When an emergency situation arises and the protocol pauses or resumes the operation of the vault. All funds of the vault are removed from GMX or added back to GMX without any protection against slippage. This allows MEV bots to take advantage of the protocol's emergency situation and make huge profits with it.

Vulnerability Details

When an emergency situation arises the protocol owners can call the emergencyPause function to remove all the liquidity from GMX:

function emergencyPause(
  GMXTypes.Store storage self
) external {
  self.refundee = payable(msg.sender);

  GMXTypes.RemoveLiquidityParams memory _rlp;

  // Remove all of the vault's LP tokens
  _rlp.lpAmt = self.lpToken.balanceOf(address(this));
  _rlp.executionFee = msg.value;

  GMXManager.removeLiquidity(
    self,
    _rlp
  );

  self.status = GMXTypes.Status.Paused;

  emit EmergencyPause();
}

But the minimum tokens amount to get back when removing liquidity is not provided to the RemoveLiquidityParams:

struct RemoveLiquidityParams {
  // Amount of lpToken to remove liquidity
  uint256 lpAmt;
  // Array of market token in array to swap tokenA to other token in market
  address[] tokenASwapPath;
  // Array of market token in array to swap tokenB to other token in market
  address[] tokenBSwapPath;
  // Minimum amount of tokenA to receive in token decimals
  uint256 minTokenAAmt;
  // Minimum amount of tokenB to receive in token decimals
  uint256 minTokenBAmt;
  // Execution fee sent to GMX for removing liquidity
  uint256 executionFee;
}

As it is not set, the default value 0 (uint256) is used. Therefore, up to 100% slippage is allowed.

The same parameters are also missing when normal operation resumes:

function emergencyResume(
  GMXTypes.Store storage self
) external {
  GMXChecks.beforeEmergencyResumeChecks(self);

  self.status = GMXTypes.Status.Resume;

  self.refundee = payable(msg.sender);

  GMXTypes.AddLiquidityParams memory _alp;

  _alp.tokenAAmt = self.tokenA.balanceOf(address(this));
  _alp.tokenBAmt = self.tokenB.balanceOf(address(this));
  _alp.executionFee = msg.value;

  GMXManager.addLiquidity(
    self,
    _alp
  );
}

Therefore, MEV bots could take advantage of the protocol's emergency situation and as these trades include all funds of the vault it could lead to a big loss.

Ignoring slippage when pausing could be a design choice of the protocol to avoid the possibility of a revert and pause the system as quickly as possible.
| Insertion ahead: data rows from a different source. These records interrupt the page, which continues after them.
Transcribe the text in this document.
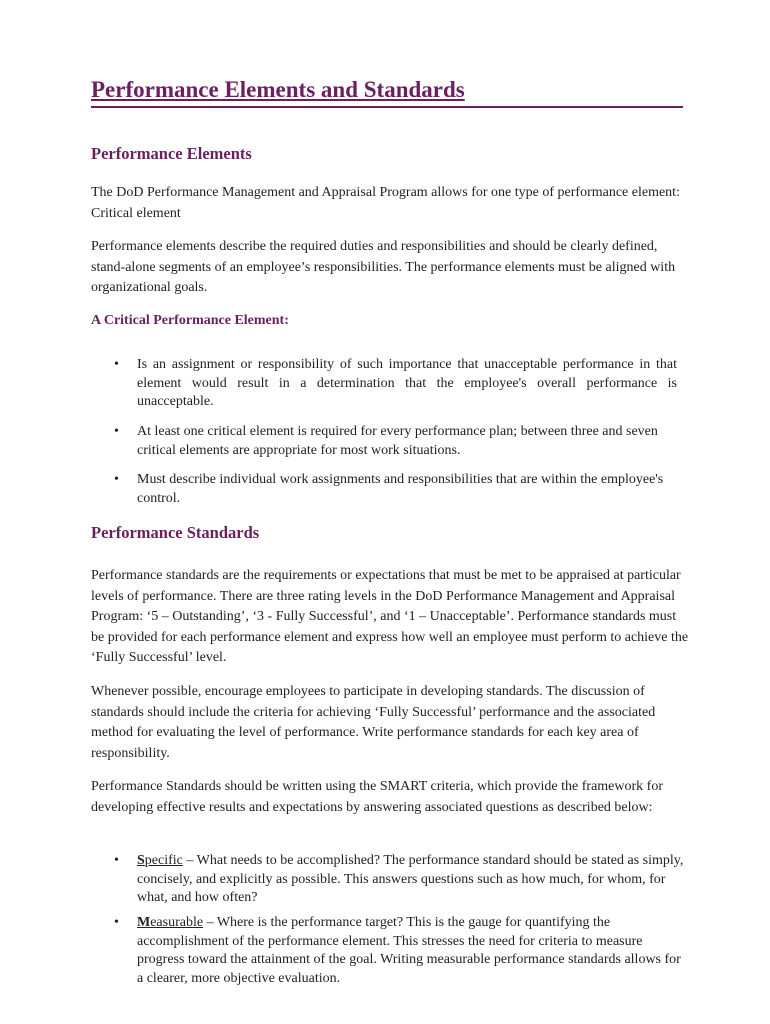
Performance Elements and Standards
Performance Elements

The DoD Performance Management and Appraisal Program allows for one type of performance element: Critical element

Performance elements describe the required duties and responsibilities and should be clearly defined, stand-alone segments of an employee’s responsibilities. The performance elements must be aligned with organizational goals.

A Critical Performance Element:
• Is an assignment or responsibility of such importance that unacceptable performance in that element would result in a determination that the employee's overall performance is unacceptable.
• At least one critical element is required for every performance plan; between three and seven critical elements are appropriate for most work situations.
• Must describe individual work assignments and responsibilities that are within the employee's control.
Performance Standards

Performance standards are the requirements or expectations that must be met to be appraised at particular levels of performance. There are three rating levels in the DoD Performance Management and Appraisal Program: ‘5 – Outstanding’, ‘3 - Fully Successful’, and ‘1 – Unacceptable’. Performance standards must be provided for each performance element and express how well an employee must perform to achieve the ‘Fully Successful’ level.

Whenever possible, encourage employees to participate in developing standards. The discussion of standards should include the criteria for achieving ‘Fully Successful’ performance and the associated method for evaluating the level of performance. Write performance standards for each key area of responsibility.

Performance Standards should be written using the SMART criteria, which provide the framework for developing effective results and expectations by answering associated questions as described below:

• Specific – What needs to be accomplished? The performance standard should be stated as simply, concisely, and explicitly as possible. This answers questions such as how much, for whom, for what, and how often?
• Measurable – Where is the performance target? This is the gauge for quantifying the accomplishment of the performance element. This stresses the need for criteria to measure progress toward the attainment of the goal. Writing measurable performance standards allows for a clearer, more objective evaluation.
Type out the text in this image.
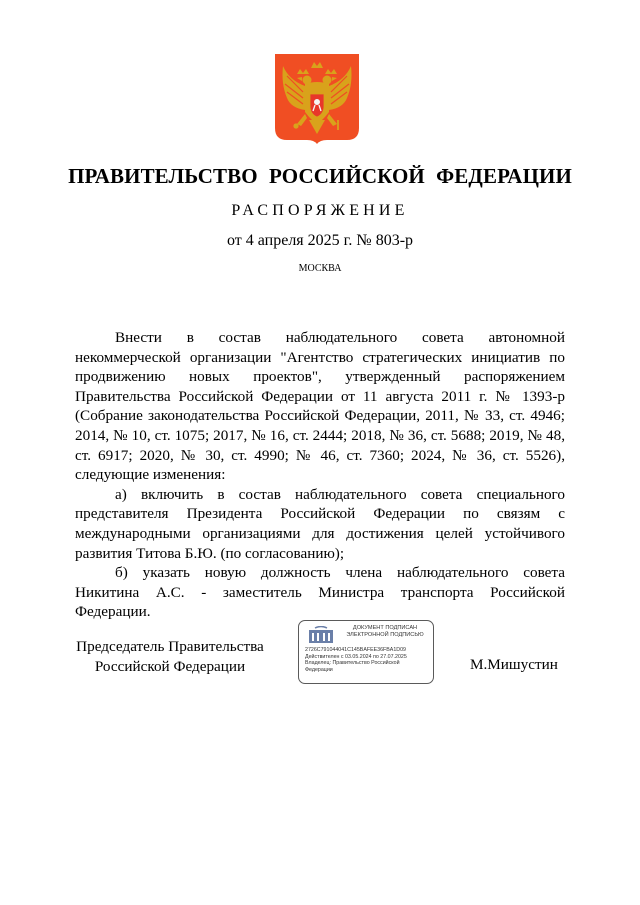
ПРАВИТЕЛЬСТВО РОССИЙСКОЙ ФЕДЕРАЦИИ
РАСПОРЯЖЕНИЕ
от 4 апреля 2025 г. № 803-р
МОСКВА

Внести в состав наблюдательного совета автономной некоммерческой организации "Агентство стратегических инициатив по продвижению новых проектов", утвержденный распоряжением Правительства Российской Федерации от 11 августа 2011 г. № 1393-р (Собрание законодательства Российской Федерации, 2011, № 33, ст. 4946; 2014, № 10, ст. 1075; 2017, № 16, ст. 2444; 2018, № 36, ст. 5688; 2019, № 48, ст. 6917; 2020, № 30, ст. 4990; № 46, ст. 7360; 2024, № 36, ст. 5526), следующие изменения:

а) включить в состав наблюдательного совета специального представителя Президента Российской Федерации по связям с международными организациями для достижения целей устойчивого развития Титова Б.Ю. (по согласованию);

б) указать новую должность члена наблюдательного совета Никитина А.С. - заместитель Министра транспорта Российской Федерации.

Председатель Правительства
Российской Федерации
ДОКУМЕНТ ПОДПИСАН
ЭЛЕКТРОННОЙ ПОДПИСЬЮ
2726C791044041C145BAFEE36FBA1D09
Действителен с 03.05.2024 по 27.07.2025
Владелец: Правительство Российской
Федерации	М.Мишустин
However, this argument does not apply during the resume.

Impact

Big loss of funds as all funds of the strategy vault are unprotected against MEV bots.

Tools Used

Manual Review

Recommendations

Implement a custom minMarketTokens parameter, but do not implement the usual slippage calculation, as this could potentially lead to new critical vulnerabilities. If for example the reason for this emergency situation is a no longer supported chainlink feed, which will lead to reverts and therefore also to DoS of the emergency close / withdraw flow.